Listen, when you get out of college you're probably not going to get a job which makes use of all your skills. It's ok. I mean, it sucks and is awkward and frustrating, but at a more basic level it's ok.

So - go to career center, think about what kind of industry you might like to work in, or think about where you want to live and start checking job listings for that place, or think about contacts you have (family friends, etc) that might need a smart econ major around. Do you have good quantitative skills? Those are a highly sought after quantity.

Once you get a job, do the job well even if it's sort of unsatisfying, and focus on picking up whatever it can teach you. You'll use it in your next job. You will probably have several jobs in different fields, some boring, some hard, etc. Along the way you're building skills and a network of contacts and a better sense of what jobs are out there and what your strengths are and what kind of work you'd like to do. There's no shortcut to getting to that point, you have to go through some unsettled times to get there. It's ok. You will be okay, you are valuable, you are doing ok, you are capable enough to cope with whatever comes your way.
posted by LobsterMitten at 11:35 PM on March 30, 2011 [1 favorite]
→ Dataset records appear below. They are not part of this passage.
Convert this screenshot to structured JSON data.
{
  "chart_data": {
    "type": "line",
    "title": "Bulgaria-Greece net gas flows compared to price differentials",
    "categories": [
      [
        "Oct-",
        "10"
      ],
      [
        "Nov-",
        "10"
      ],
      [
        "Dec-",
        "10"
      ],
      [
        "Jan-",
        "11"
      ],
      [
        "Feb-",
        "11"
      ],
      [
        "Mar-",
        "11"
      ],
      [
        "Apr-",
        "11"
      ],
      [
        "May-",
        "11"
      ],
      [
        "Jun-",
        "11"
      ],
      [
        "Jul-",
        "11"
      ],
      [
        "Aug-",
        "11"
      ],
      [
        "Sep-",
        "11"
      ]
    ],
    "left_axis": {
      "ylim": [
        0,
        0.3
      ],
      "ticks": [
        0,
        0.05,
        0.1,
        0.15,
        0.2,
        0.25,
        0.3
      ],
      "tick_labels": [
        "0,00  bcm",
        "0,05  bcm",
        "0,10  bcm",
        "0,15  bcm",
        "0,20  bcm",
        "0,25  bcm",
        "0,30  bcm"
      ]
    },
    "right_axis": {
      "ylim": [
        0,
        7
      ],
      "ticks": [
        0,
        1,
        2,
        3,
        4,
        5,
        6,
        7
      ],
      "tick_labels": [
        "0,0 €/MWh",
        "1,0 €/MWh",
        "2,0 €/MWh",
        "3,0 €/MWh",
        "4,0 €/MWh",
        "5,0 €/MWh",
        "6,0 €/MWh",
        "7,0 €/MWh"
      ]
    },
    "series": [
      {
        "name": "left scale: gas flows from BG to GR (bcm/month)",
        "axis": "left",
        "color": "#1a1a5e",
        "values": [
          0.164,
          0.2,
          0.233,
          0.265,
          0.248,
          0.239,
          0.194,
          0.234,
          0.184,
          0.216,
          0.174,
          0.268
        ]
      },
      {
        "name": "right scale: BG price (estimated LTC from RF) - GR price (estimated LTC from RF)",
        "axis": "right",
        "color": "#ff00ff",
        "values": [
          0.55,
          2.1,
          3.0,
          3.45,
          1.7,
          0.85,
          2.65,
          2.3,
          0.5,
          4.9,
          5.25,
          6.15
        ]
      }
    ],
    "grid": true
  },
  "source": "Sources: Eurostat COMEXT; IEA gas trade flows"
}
Agreeing that correlation of first jobs is an Average, not your personal experience, per se - don't let that hold you back. After college I went from a barely paid internship to a poverty level job (fascinating work with an international NGO, though!) and now I make a very livable wage. I viewed my first jobs out of college as figuring out what I wanted to do before grad school, so that helped alleviate the self-pressure.

One of my favorite (now unattributed) quotes about graduating with a liberal arts degree is "qualified for nothing, but prepared for anything". When you talk to the career center you will see that your education has prepared you for much more than just an Economics job. There are gazillions of different types of office work that you could do, based on your ability to write well and think well (as presented here).

So! Start focusing on what you Can do. And have a friend that Likes you help to write up a resume, because it sounds like you could use some help tooting your own horn.